Первое время после отъезда Димы я не сразу открыла крышку рояля, меня просто глодала тоска по музыке в исполнении Димы. Боже мой, до чего мне ее не хватало, до слез, до боли в сердце. Часами просиживала я в его комнате, она притягивала меня. В сотый раз воскрешала, переживала до мельчайших подробностей последние два месяца своей жизни, доводила себя до галлюцинаций, и, истощив, обессилив, я уверяла себя, что это сон, только что прочитанная книга о чужой жизни, которая глубоко потрясла меня. В этих случаях я открывала его комод, перебирала его вещи и возвращалась к действительности.

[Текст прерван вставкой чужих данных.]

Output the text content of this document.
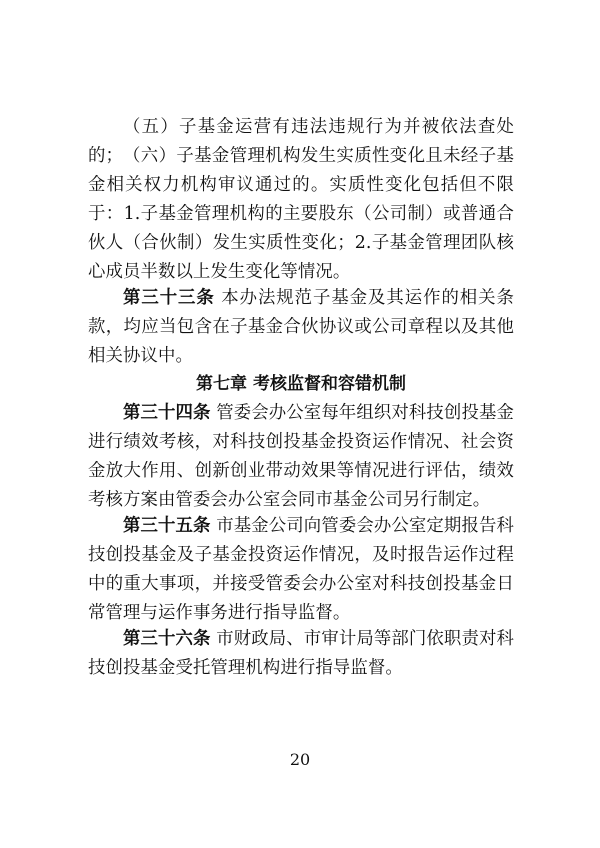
（五）子基金运营有违法违规行为并被依法查处的； （六）子基金管理机构发生实质性变化且未经子基金相关权力机构审议通过的。实质性变化包括但不限于：1.子基金管理机构的主要股东（公司制）或普通合伙人（合伙制）发生实质性变化；2.子基金管理团队核心成员半数以上发生变化等情况。

第三十三条 本办法规范子基金及其运作的相关条款，均应当包含在子基金合伙协议或公司章程以及其他相关协议中。

第七章 考核监督和容错机制

第三十四条 管委会办公室每年组织对科技创投基金进行绩效考核，对科技创投基金投资运作情况、社会资金放大作用、创新创业带动效果等情况进行评估，绩效考核方案由管委会办公室会同市基金公司另行制定。

第三十五条 市基金公司向管委会办公室定期报告科技创投基金及子基金投资运作情况，及时报告运作过程中的重大事项，并接受管委会办公室对科技创投基金日常管理与运作事务进行指导监督。

第三十六条 市财政局、市审计局等部门依职责对科技创投基金受托管理机构进行指导监督。

20
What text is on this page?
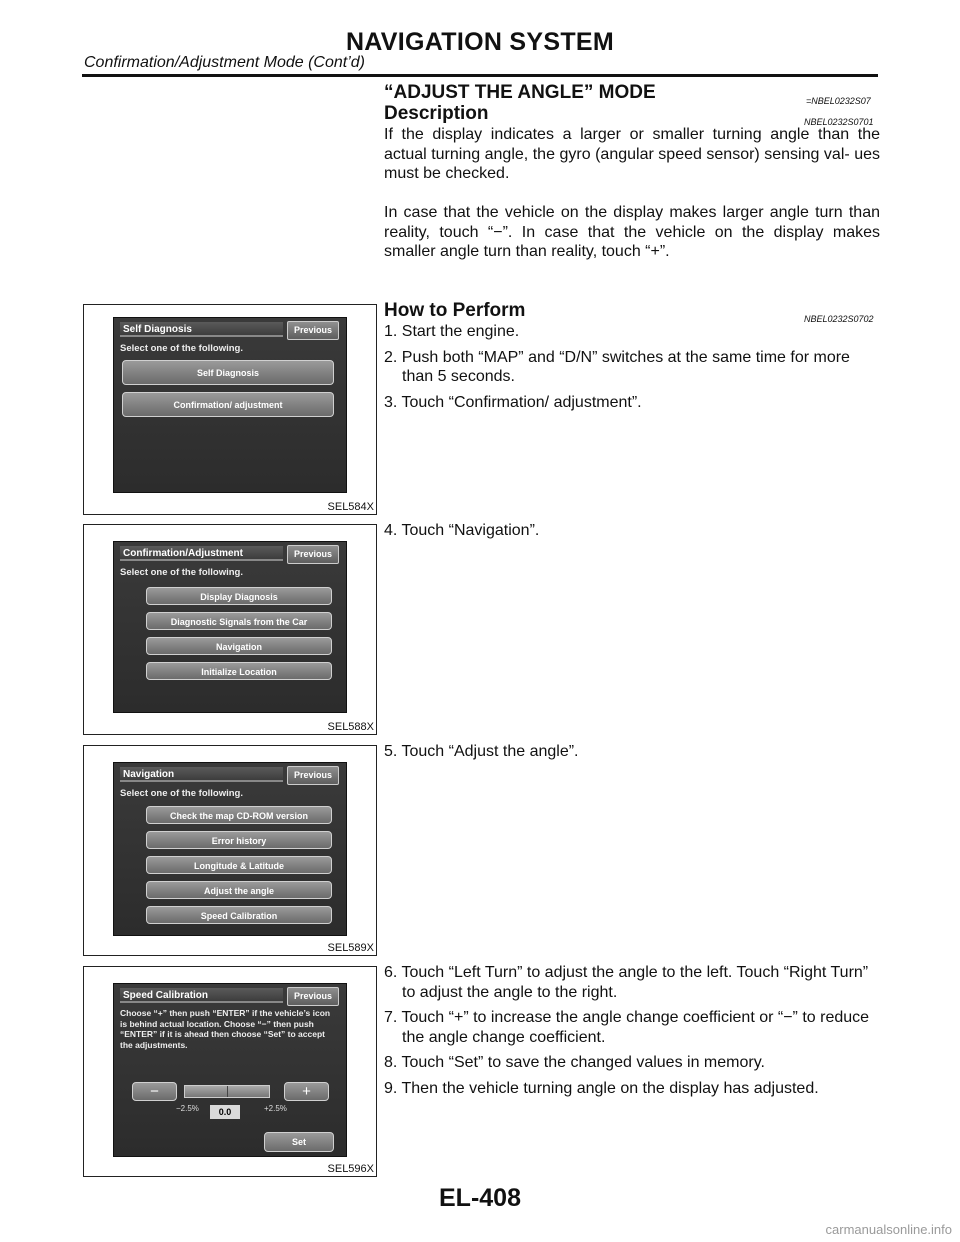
NAVIGATION SYSTEM
Confirmation/Adjustment Mode (Cont’d)
“ADJUST THE ANGLE” MODE	=NBEL0232S07
Description	NBEL0232S0701

If the display indicates a larger or smaller turning angle than the actual turning angle, the gyro (angular speed sensor) sensing val- ues must be checked.

In case that the vehicle on the display makes larger angle turn than reality, touch “−”. In case that the vehicle on the display makes smaller angle turn than reality, touch “+”.

How to Perform	NBEL0232S0702
1. Start the engine.
2. Push both “MAP” and “D/N” switches at the same time for more than 5 seconds.
3. Touch “Confirmation/ adjustment”.
4. Touch “Navigation”.
5. Touch “Adjust the angle”.
6. Touch “Left Turn” to adjust the angle to the left. Touch “Right Turn” to adjust the angle to the right.
7. Touch “+” to increase the angle change coefficient or “−” to reduce the angle change coefficient.
8. Touch “Set” to save the changed values in memory.
9. Then the vehicle turning angle on the display has adjusted.
Self Diagnosis	Previous
Select one of the following.
Self Diagnosis
Confirmation/ adjustment
SEL584X
Confirmation/Adjustment	Previous
Select one of the following.
Display Diagnosis
Diagnostic Signals from the Car
Navigation
Initialize Location
SEL588X
Navigation	Previous
Select one of the following.
Check the map CD-ROM version
Error history
Longitude & Latitude
Adjust the angle
Speed Calibration
SEL589X
Speed Calibration	Previous
Choose “+” then push “ENTER” if the vehicle’s icon is behind actual location. Choose “−” then push “ENTER” if it is ahead then choose “Set” to accept the adjustments.
−	+
−2.5%	0.0	+2.5%
Set
SEL596X
EL-408
carmanualsonline.info
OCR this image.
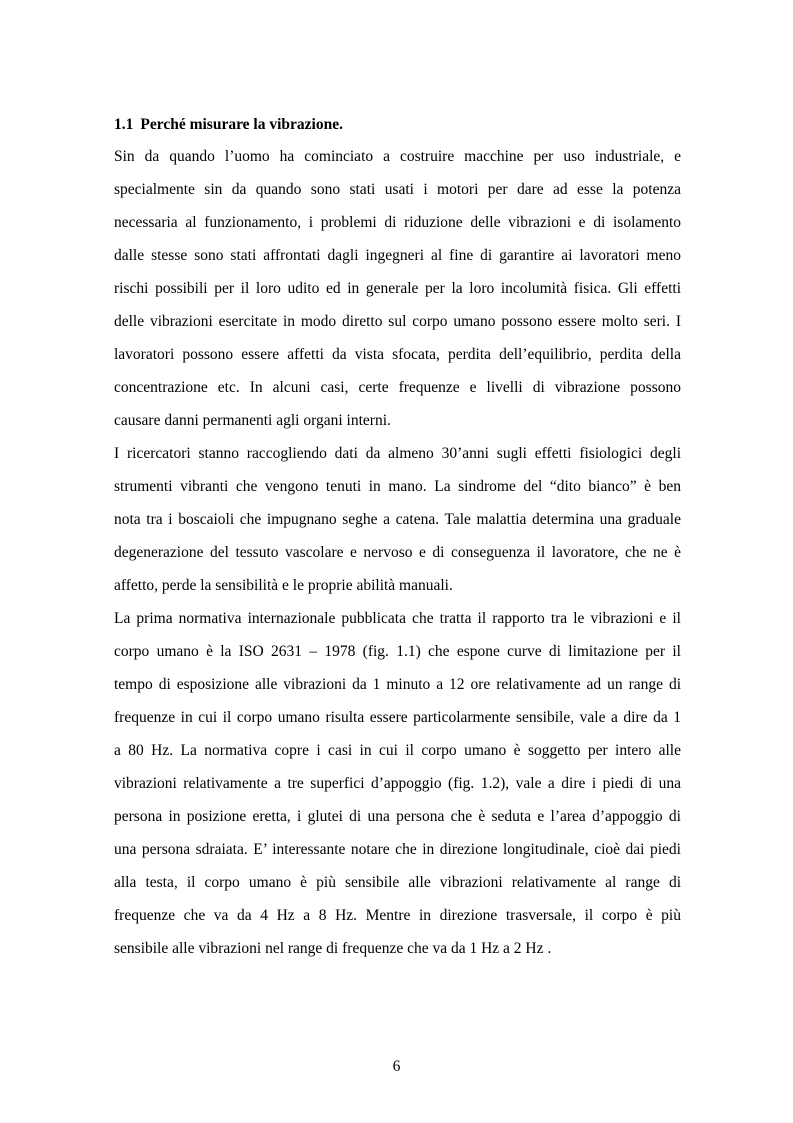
1.1 Perché misurare la vibrazione.
Sin da quando l’uomo ha cominciato a costruire macchine per uso industriale, e
specialmente sin da quando sono stati usati i motori per dare ad esse la potenza
necessaria al funzionamento, i problemi di riduzione delle vibrazioni e di isolamento
dalle stesse sono stati affrontati dagli ingegneri al fine di garantire ai lavoratori meno
rischi possibili per il loro udito ed in generale per la loro incolumità fisica. Gli effetti
delle vibrazioni esercitate in modo diretto sul corpo umano possono essere molto seri. I
lavoratori possono essere affetti da vista sfocata, perdita dell’equilibrio, perdita della
concentrazione etc. In alcuni casi, certe frequenze e livelli di vibrazione possono
causare danni permanenti agli organi interni.
I ricercatori stanno raccogliendo dati da almeno 30’anni sugli effetti fisiologici degli
strumenti vibranti che vengono tenuti in mano. La sindrome del “dito bianco” è ben
nota tra i boscaioli che impugnano seghe a catena. Tale malattia determina una graduale
degenerazione del tessuto vascolare e nervoso e di conseguenza il lavoratore, che ne è
affetto, perde la sensibilità e le proprie abilità manuali.
La prima normativa internazionale pubblicata che tratta il rapporto tra le vibrazioni e il
corpo umano è la ISO 2631 – 1978 (fig. 1.1) che espone curve di limitazione per il
tempo di esposizione alle vibrazioni da 1 minuto a 12 ore relativamente ad un range di
frequenze in cui il corpo umano risulta essere particolarmente sensibile, vale a dire da 1
a 80 Hz. La normativa copre i casi in cui il corpo umano è soggetto per intero alle
vibrazioni relativamente a tre superfici d’appoggio (fig. 1.2), vale a dire i piedi di una
persona in posizione eretta, i glutei di una persona che è seduta e l’area d’appoggio di
una persona sdraiata. E’ interessante notare che in direzione longitudinale, cioè dai piedi
alla testa, il corpo umano è più sensibile alle vibrazioni relativamente al range di
frequenze che va da 4 Hz a 8 Hz. Mentre in direzione trasversale, il corpo è più
sensibile alle vibrazioni nel range di frequenze che va da 1 Hz a 2 Hz .
6
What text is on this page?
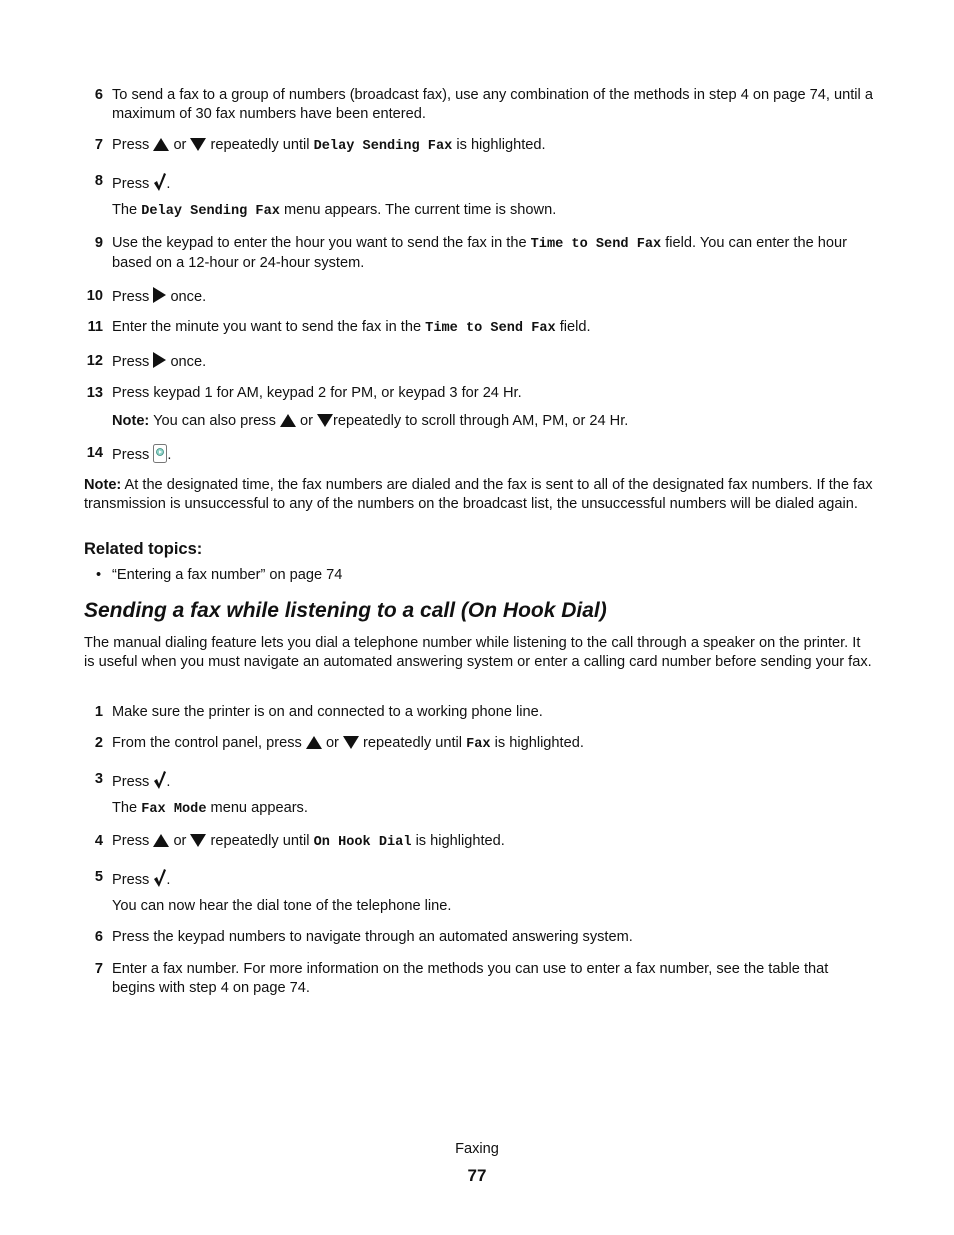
6 To send a fax to a group of numbers (broadcast fax), use any combination of the methods in step 4 on page 74, until a maximum of 30 fax numbers have been entered.
7 Press or repeatedly until Delay Sending Fax is highlighted.
8 Press .
The Delay Sending Fax menu appears. The current time is shown.
9 Use the keypad to enter the hour you want to send the fax in the Time to Send Fax field. You can enter the hour based on a 12-hour or 24-hour system.
10 Press once.
11 Enter the minute you want to send the fax in the Time to Send Fax field.
12 Press once.
13 Press keypad 1 for AM, keypad 2 for PM, or keypad 3 for 24 Hr.
Note: You can also press or repeatedly to scroll through AM, PM, or 24 Hr.
14 Press .
Note: At the designated time, the fax numbers are dialed and the fax is sent to all of the designated fax numbers. If the fax transmission is unsuccessful to any of the numbers on the broadcast list, the unsuccessful numbers will be dialed again.
Related topics:
• “Entering a fax number” on page 74
Sending a fax while listening to a call (On Hook Dial)
The manual dialing feature lets you dial a telephone number while listening to the call through a speaker on the printer. It is useful when you must navigate an automated answering system or enter a calling card number before sending your fax.
1 Make sure the printer is on and connected to a working phone line.
2 From the control panel, press or repeatedly until Fax is highlighted.
3 Press .
The Fax Mode menu appears.
4 Press or repeatedly until On Hook Dial is highlighted.
5 Press .
You can now hear the dial tone of the telephone line.
6 Press the keypad numbers to navigate through an automated answering system.
7 Enter a fax number. For more information on the methods you can use to enter a fax number, see the table that begins with step 4 on page 74.
Faxing
77
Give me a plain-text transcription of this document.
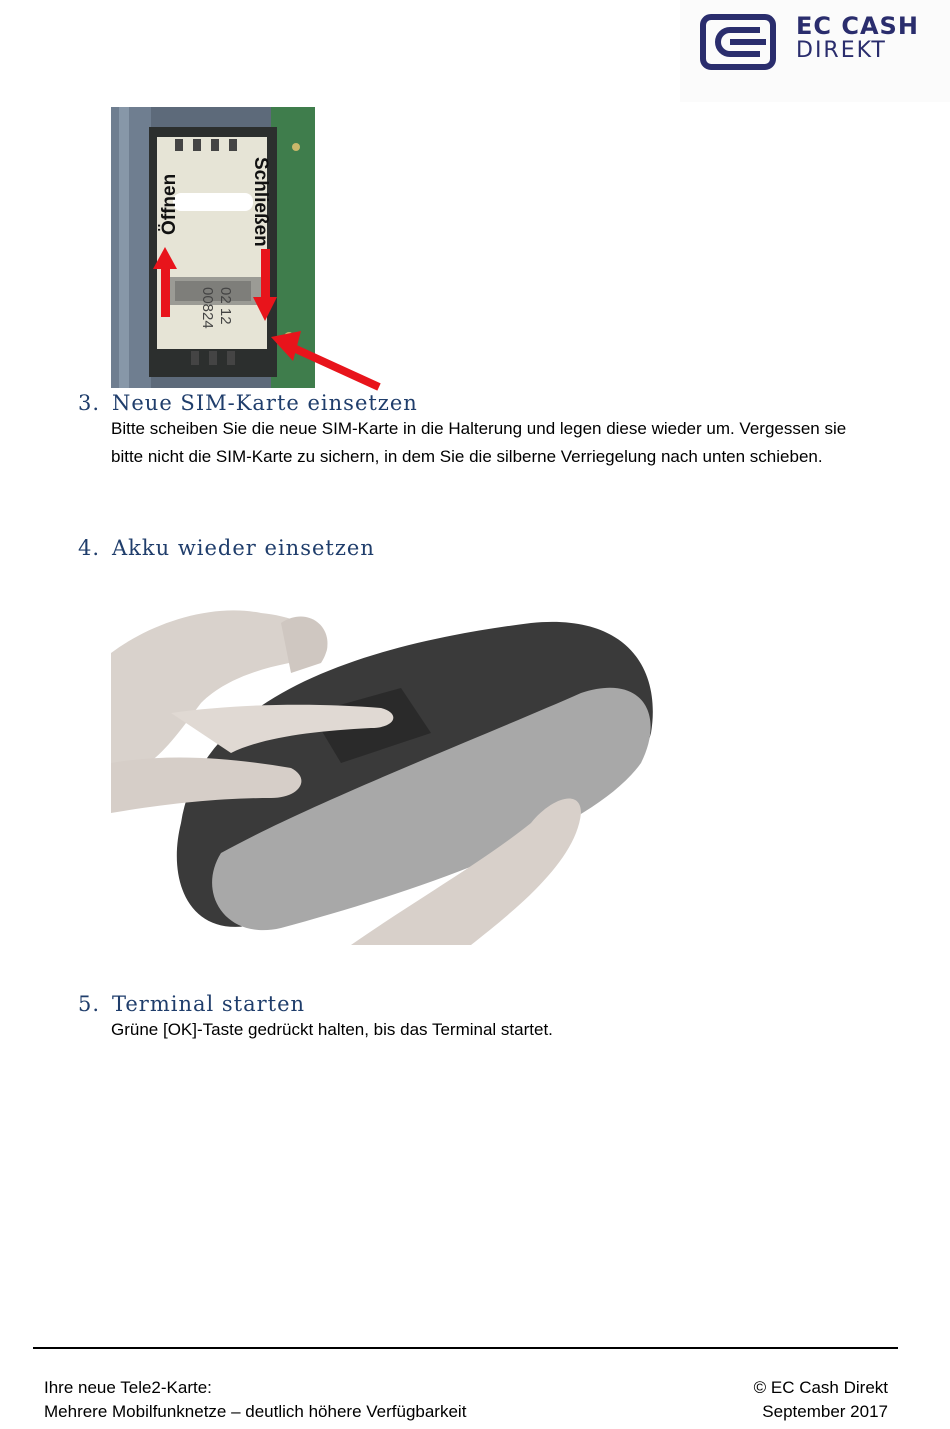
EC CASH
DIREKT
00824 02 12
Öffnen	Schließen
3. Neue SIM-Karte einsetzen
Bitte scheiben Sie die neue SIM-Karte in die Halterung und legen diese wieder um. Vergessen sie
bitte nicht die SIM-Karte zu sichern, in dem Sie die silberne Verriegelung nach unten schieben.
4. Akku wieder einsetzen
5. Terminal starten
Grüne [OK]-Taste gedrückt halten, bis das Terminal startet.
Ihre neue Tele2-Karte:
Mehrere Mobilfunknetze – deutlich höhere Verfügbarkeit
© EC Cash Direkt
September 2017
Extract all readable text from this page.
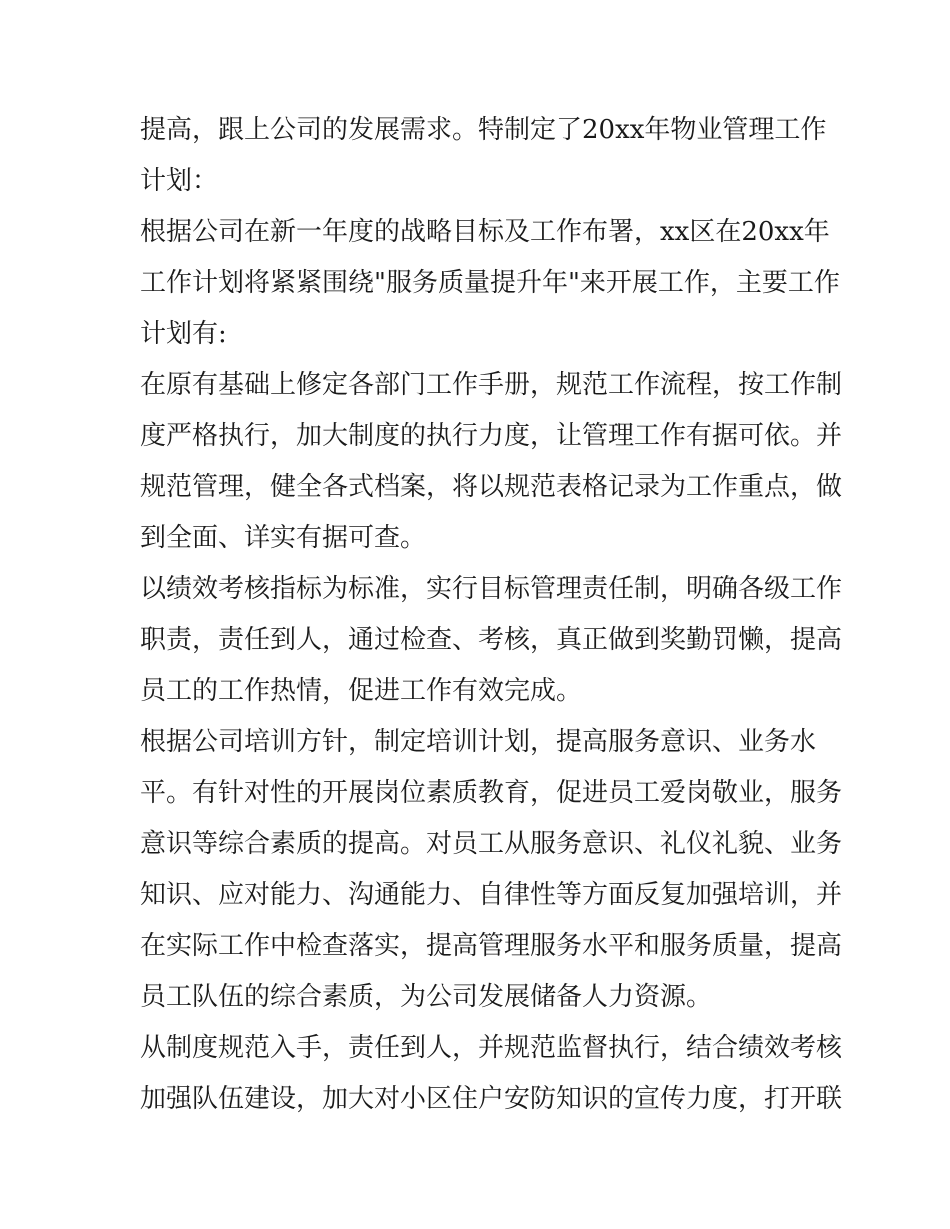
提高，跟上公司的发展需求。特制定了20xx年物业管理工作
计划：
根据公司在新一年度的战略目标及工作布署，xx区在20xx年
工作计划将紧紧围绕"服务质量提升年"来开展工作，主要工作
计划有:
在原有基础上修定各部门工作手册，规范工作流程，按工作制
度严格执行，加大制度的执行力度，让管理工作有据可依。并
规范管理，健全各式档案，将以规范表格记录为工作重点，做
到全面、详实有据可查。
以绩效考核指标为标准，实行目标管理责任制，明确各级工作
职责，责任到人，通过检查、考核，真正做到奖勤罚懒，提高
员工的工作热情，促进工作有效完成。
根据公司培训方针，制定培训计划，提高服务意识、业务水
平。有针对性的开展岗位素质教育，促进员工爱岗敬业，服务
意识等综合素质的提高。对员工从服务意识、礼仪礼貌、业务
知识、应对能力、沟通能力、自律性等方面反复加强培训，并
在实际工作中检查落实，提高管理服务水平和服务质量，提高
员工队伍的综合素质，为公司发展储备人力资源。
从制度规范入手，责任到人，并规范监督执行，结合绩效考核
加强队伍建设，加大对小区住户安防知识的宣传力度，打开联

Присланные ноты увлекали, обязывали заниматься и ко времени все приготовить. Пометки его рукой воодушевляли. Я касалась рукой написанного, и мне казалось, что он брал мою руку, чувствовалась его близость.

Март приходил к концу, снег исчез, даже в затененных местах, в самой чаще леса. Ручьи-речушки походили на бурные сердитые потоки. Две-три из них, находящиеся на пути в город, которые мы, не замечая, переезжали летом, сейчас преграждали путь шириной, глубиной и быстротой. Только лесным жителям известна эта весенняя распутица, это бездорожье. Уже больше недели, как мы не имели связи с городом. Сегодня пятница, и Олюша приехала поездом. Бедная девочка еле добралась от полустанка, вымокнув по колено.

— Соскучилась, — шептала она, обнимая меня и Елизавету Николаевну.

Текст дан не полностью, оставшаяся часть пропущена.